Eine weitere Änderung, die bei mir nur für Kopfschütteln gesorgt hat, betrifft die Charakterentwicklung. Früher haben sich eure Skills verbessert, indem ihr sie einfach benutzt habt. Ihr konntet erfolgreich verhandeln? Euer Charisma steigt. Ihr habt einen schweren Gegner mit dem MG ausgeschaltet? Eure Fertigkeit mit schweren Waffen umzugehen verbessert sich. Das war nicht nur intuitiv, sondern hat auch die Spielwelt und euren Charakter greifbarer gemacht. Ihr hattet dessen Entwicklung durch eure Aktionen und eurer Spielweise ganz einfach in der Hand. Und jetzt? Jetzt müsst ihr in der Welt versteckte Heftchen finden. Ernsthaft?! In einer Spielwelt, in der ihr jeden Schrott aufsammeln könnt, verlässt sich Bethesda darauf, dass ihr einzelne Heftchen in all dem Chaos sucht und findet? Ich will gar nicht wissen, wie viele dieser Level Ups ich schlicht und einfach übersehen habe, weil sie unter einem Berg von Schutt und unbrauchbaren Zeug versteckt waren. Dazu kommt dann noch das unübersichtliche Perk-System und fertig ist die Charakterentwicklungs-Katastrophe.

Jetzt habe ich so viel gemeckert, dass ich doch auch die positiven Aspekte hervorheben muss. Immerhin habe ich beinahe 50 Stunden gespielt. Das tut man nicht, wenn das Spiel eine absolute Katastrophe ist.

Das ist Fallout 4 auch auf gar keinen Fall. Denn das grundlegende Spielprinzip macht auch mit den erwähnten Schwachstellen einen riesen Spaß! Hinter jeder Ecke lauern neue Aufgaben, neue Geheimnisse zu entdecken und dieses „Nur-noch-eine-Quest“-System geht auch in Fallout 4 voll auf.
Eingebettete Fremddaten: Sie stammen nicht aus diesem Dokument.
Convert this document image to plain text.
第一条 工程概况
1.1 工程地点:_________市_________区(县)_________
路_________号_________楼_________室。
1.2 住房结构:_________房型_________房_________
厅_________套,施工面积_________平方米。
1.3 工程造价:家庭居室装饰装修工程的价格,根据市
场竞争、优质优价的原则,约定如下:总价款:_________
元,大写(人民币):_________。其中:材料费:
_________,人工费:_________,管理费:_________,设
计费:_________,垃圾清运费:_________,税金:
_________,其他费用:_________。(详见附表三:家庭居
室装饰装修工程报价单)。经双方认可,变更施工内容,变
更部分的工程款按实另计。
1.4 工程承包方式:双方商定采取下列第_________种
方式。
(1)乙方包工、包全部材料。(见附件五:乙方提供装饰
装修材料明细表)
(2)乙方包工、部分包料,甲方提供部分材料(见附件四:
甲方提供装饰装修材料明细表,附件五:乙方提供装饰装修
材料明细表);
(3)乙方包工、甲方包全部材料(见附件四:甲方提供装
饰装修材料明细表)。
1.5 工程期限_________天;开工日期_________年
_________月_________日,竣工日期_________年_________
Dazu wirkt das Gameplay nun dank des besseren Gunplays viel flüssiger und actionreicher. V.A.T.S. funktioniert weiterhin äußerst gut und bietet taktische Tiefe. Das Commonwealth kann mit abwechslungsreichen und interessanten Schauplätzen aufwarten. Es gibt unzählige Charaktere, die alle eigene Ziele verfolgen und wunderbar charakterisiert und geschrieben sind. Man kann sich in dieser Welt wirklich verlieren. Kaum die Playstation angeschaltet und schwups ist das Wochenende schon wieder rum.

Auf der Kehrseite aber, eignet sich Fallout 4 nicht für die schnelle Partie zwischendurch. Aus diesem Grund schiebe ich das Spiel wohl auch immer seltener in meine Konsole. Mir fehlt einfach die Zeit, mich wieder voll auf diese Welt einzulassen.

Zur Technik möchte ich gar nicht mehr so viel sagen. Nur so viel, sie wirkt extrem angestaubt. Vor allem die Charaktermodelle sind alles andere als zeitgemäß. Trotzdem versprüht die Spielwelt seinen ganz eigenen Charme und kann durchaus hübsch aussehen. Nur im Detail werden die Schwächen mehr als deutlich. Auch die häufigen und mitunter ziemlich langen Ladezeiten werden mit der Zeit immer nerviger. Da muss dringend eine neue Engine her. Vor allem aber die Präsentation kränkelt. In Dialogen stehen sich die Figuren starr gegenüber und leiern ihren Text herunter. GÄHN!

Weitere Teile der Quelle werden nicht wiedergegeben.